Sec. 1. "In case any one shall neglect to place said number upon his or her house for 60 days after notice, the superintendent of the bureau of highways and sewers shall procure the proper number and attach the same, and collect the cost from the owner of the property in the same manner as other debts are now by law collectable."

Sec 2. "It shall be the duty of the lieutenants of police to report to the mayor all owners or occupants of property who shall have failed to comply with the requirements of section 1 of this ordinance; and it shall be the duty of said mayor to collect the sum of five ($5) dollars for each and every offense."

The penalty will not be enforced until the property owners have had sufficient time to comply with the ordinance and fail to do so.

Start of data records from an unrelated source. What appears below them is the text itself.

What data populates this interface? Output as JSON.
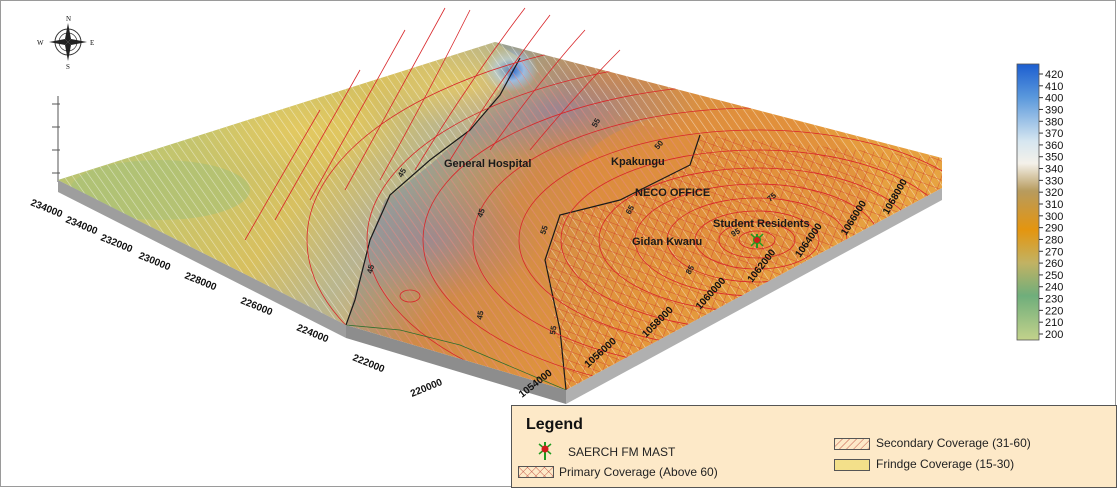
{
  "compass": {
    "north": "N",
    "south": "S",
    "east": "E",
    "west": "W"
  },
  "place_labels": [
    {
      "id": "general-hospital",
      "text": "General Hospital"
    },
    {
      "id": "kpakungu",
      "text": "Kpakungu"
    },
    {
      "id": "neco-office",
      "text": "NECO OFFICE"
    },
    {
      "id": "student-residents",
      "text": "Student Residents"
    },
    {
      "id": "gidan-kwanu",
      "text": "Gidan Kwanu"
    }
  ],
  "y_axis_ticks": [
    "234000",
    "234000",
    "232000",
    "230000",
    "228000",
    "226000",
    "224000",
    "222000",
    "220000"
  ],
  "x_axis_ticks": [
    "1054000",
    "1056000",
    "1058000",
    "1060000",
    "1062000",
    "1064000",
    "1066000",
    "1068000"
  ],
  "contour_labels": [
    "45",
    "45",
    "45",
    "45",
    "55",
    "55",
    "55",
    "50",
    "65",
    "75",
    "85",
    "95"
  ],
  "colorbar": {
    "ticks": [
      "420",
      "410",
      "400",
      "390",
      "380",
      "370",
      "360",
      "350",
      "340",
      "330",
      "320",
      "310",
      "300",
      "290",
      "280",
      "270",
      "260",
      "250",
      "240",
      "230",
      "220",
      "210",
      "200"
    ],
    "min": 200,
    "max": 420
  },
  "legend": {
    "title": "Legend",
    "mast": "SAERCH FM MAST",
    "primary": "Primary Coverage  (Above 60)",
    "secondary": "Secondary Coverage (31-60)",
    "fringe": "Frindge Coverage (15-30)"
  },
  "colors": {
    "fringe": "#f3e08a",
    "secondary_hatch": "#c8352a",
    "primary_hatch": "#d0342a",
    "terrain_low": "#8fb56e",
    "terrain_mid": "#d4a73a",
    "terrain_high": "#2a6fd0",
    "legend_bg": "#fde9c8"
  }
}
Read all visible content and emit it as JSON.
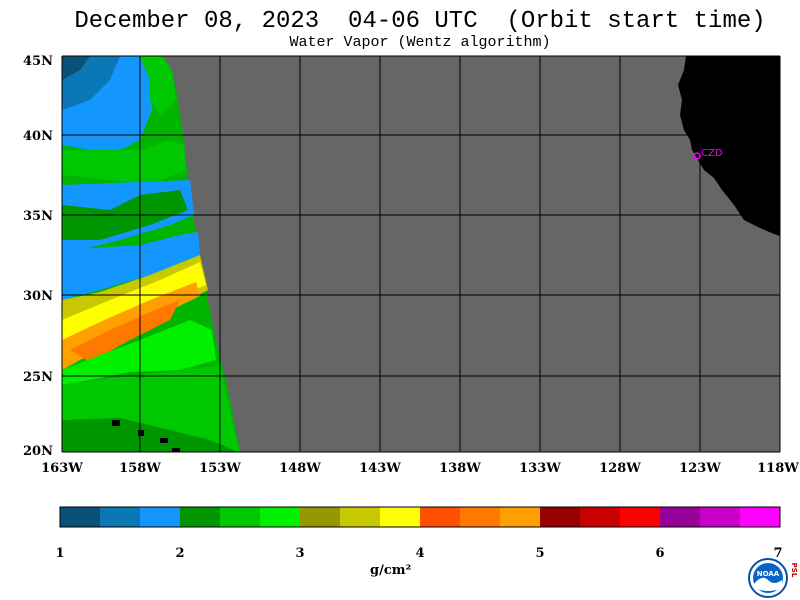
{
  "title": "December 08, 2023  04-06 UTC  (Orbit start time)",
  "subtitle": "Water Vapor (Wentz algorithm)",
  "map": {
    "lat_labels": [
      "45N",
      "40N",
      "35N",
      "30N",
      "25N",
      "20N"
    ],
    "lon_labels": [
      "163W",
      "158W",
      "153W",
      "148W",
      "143W",
      "138W",
      "133W",
      "128W",
      "123W",
      "118W"
    ],
    "station_label": "CZD",
    "no_data_color": "#666666",
    "land_color": "#000000",
    "station_color": "#ff00ff"
  },
  "colorbar": {
    "colors": [
      "#0a5078",
      "#0a78b4",
      "#1496ff",
      "#009600",
      "#00c800",
      "#00f000",
      "#969600",
      "#c8c800",
      "#ffff00",
      "#ff5000",
      "#ff7800",
      "#ffa000",
      "#960000",
      "#c80000",
      "#ff0000",
      "#960096",
      "#c800c8",
      "#ff00ff"
    ],
    "tick_labels": [
      "1",
      "2",
      "3",
      "4",
      "5",
      "6",
      "7"
    ],
    "unit": "g/cm²"
  },
  "logo": {
    "text": "NOAA",
    "side_text": "PSL"
  }
}
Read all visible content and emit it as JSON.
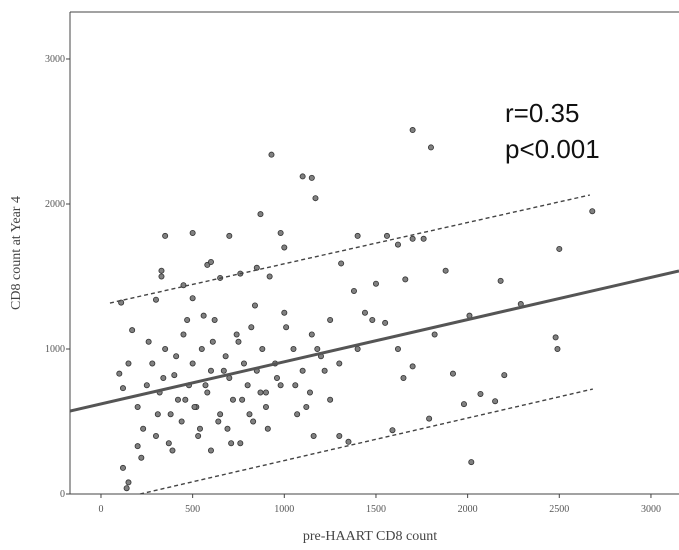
{
  "chart_data": {
    "type": "scatter",
    "xlabel": "pre-HAART CD8 count",
    "ylabel": "CD8 count at Year 4",
    "annotations": [
      "r=0.35",
      "p<0.001"
    ],
    "xlim": [
      -169,
      3153
    ],
    "ylim": [
      0,
      3324
    ],
    "xticks": [
      0,
      500,
      1000,
      1500,
      2000,
      2500,
      3000
    ],
    "yticks": [
      0,
      1000,
      2000,
      3000
    ],
    "color": "#808080",
    "x": [
      1700,
      1800,
      930,
      1100,
      1150,
      1170,
      870,
      980,
      1000,
      1700,
      1760,
      350,
      500,
      700,
      330,
      580,
      600,
      2680,
      2500,
      2290,
      2180,
      2010,
      1880,
      1820,
      2480,
      2490,
      2200,
      2150,
      2070,
      1980,
      2020,
      1920,
      1560,
      1620,
      1400,
      1310,
      1380,
      1500,
      1660,
      1440,
      1550,
      1620,
      1700,
      1790,
      1590,
      1650,
      1250,
      1300,
      1350,
      1160,
      120,
      150,
      140,
      200,
      120,
      100,
      150,
      170,
      110,
      300,
      330,
      450,
      500,
      560,
      650,
      760,
      850,
      920,
      200,
      250,
      280,
      320,
      350,
      380,
      400,
      420,
      450,
      480,
      500,
      520,
      550,
      580,
      600,
      620,
      650,
      680,
      700,
      720,
      750,
      780,
      800,
      820,
      850,
      880,
      900,
      950,
      1000,
      1050,
      1100,
      1150,
      1200,
      1250,
      230,
      260,
      300,
      340,
      370,
      410,
      440,
      470,
      510,
      540,
      570,
      610,
      640,
      670,
      710,
      740,
      770,
      810,
      840,
      870,
      910,
      960,
      1010,
      1060,
      1120,
      1180,
      220,
      310,
      390,
      460,
      530,
      600,
      690,
      760,
      830,
      900,
      980,
      1070,
      1140,
      1220,
      1300,
      1400,
      1480
    ],
    "values": [
      2510,
      2390,
      2340,
      2190,
      2180,
      2040,
      1930,
      1800,
      1700,
      1760,
      1760,
      1780,
      1800,
      1780,
      1540,
      1580,
      1600,
      1950,
      1690,
      1310,
      1470,
      1230,
      1540,
      1100,
      1080,
      1000,
      820,
      640,
      690,
      620,
      220,
      830,
      1780,
      1720,
      1780,
      1590,
      1400,
      1450,
      1480,
      1250,
      1180,
      1000,
      880,
      520,
      440,
      800,
      650,
      400,
      360,
      400,
      180,
      80,
      40,
      330,
      730,
      830,
      900,
      1130,
      1320,
      1340,
      1500,
      1440,
      1350,
      1230,
      1490,
      1520,
      1560,
      1500,
      600,
      750,
      900,
      700,
      1000,
      550,
      820,
      650,
      1100,
      750,
      900,
      600,
      1000,
      700,
      850,
      1200,
      550,
      950,
      800,
      650,
      1050,
      900,
      750,
      1150,
      850,
      1000,
      700,
      900,
      1250,
      1000,
      850,
      1100,
      950,
      1200,
      450,
      1050,
      400,
      800,
      350,
      950,
      500,
      1200,
      600,
      450,
      750,
      1050,
      500,
      850,
      350,
      1100,
      650,
      550,
      1300,
      700,
      450,
      800,
      1150,
      750,
      600,
      1000,
      250,
      550,
      300,
      650,
      400,
      300,
      450,
      350,
      500,
      600,
      750,
      550,
      700,
      850,
      900,
      1000,
      1200
    ],
    "lines": [
      {
        "color": "#555555",
        "dashed": false,
        "x": [
          -169,
          3153
        ],
        "values": [
          572,
          1538
        ]
      },
      {
        "color": "#444444",
        "dashed": true,
        "x": [
          49,
          2667
        ],
        "values": [
          1317,
          2062
        ]
      },
      {
        "color": "#444444",
        "dashed": true,
        "x": [
          213,
          2683
        ],
        "values": [
          0,
          724
        ]
      }
    ]
  }
}
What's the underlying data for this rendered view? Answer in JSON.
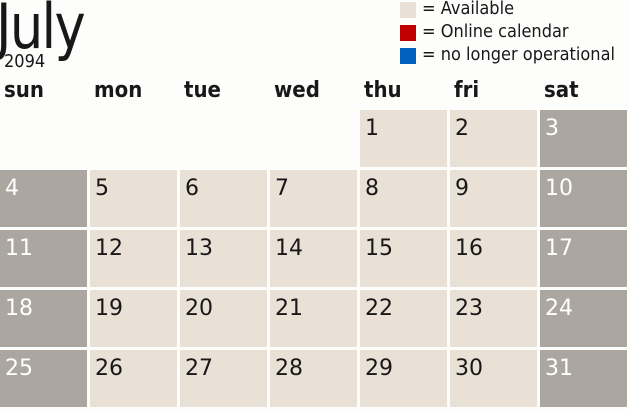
{
  "month": "July",
  "year": "2094",
  "legend": [
    {
      "label": "= Available",
      "color": "#e9e1d6"
    },
    {
      "label": "= Online calendar",
      "color": "#c00000"
    },
    {
      "label": "= no longer operational",
      "color": "#005fbf"
    }
  ],
  "weekdays": [
    "sun",
    "mon",
    "tue",
    "wed",
    "thu",
    "fri",
    "sat"
  ],
  "colors": {
    "weekday_cell": "#e9e1d6",
    "weekend_cell": "#aba69f"
  },
  "first_day_column": 4,
  "days": [
    "1",
    "2",
    "3",
    "4",
    "5",
    "6",
    "7",
    "8",
    "9",
    "10",
    "11",
    "12",
    "13",
    "14",
    "15",
    "16",
    "17",
    "18",
    "19",
    "20",
    "21",
    "22",
    "23",
    "24",
    "25",
    "26",
    "27",
    "28",
    "29",
    "30",
    "31"
  ]
}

While the new system will be a trifle complicated for the average person at first it is certain to become highly satisfactory before it is very old. It will do away with a number of complications now existing. There are many streets in Allegheny that have as many as five sets of numbers and some of them are without any system, and the residents number their houses to suit themselves. The streets having duplicate names will be changed and everything will be in shape in not less than 60 days.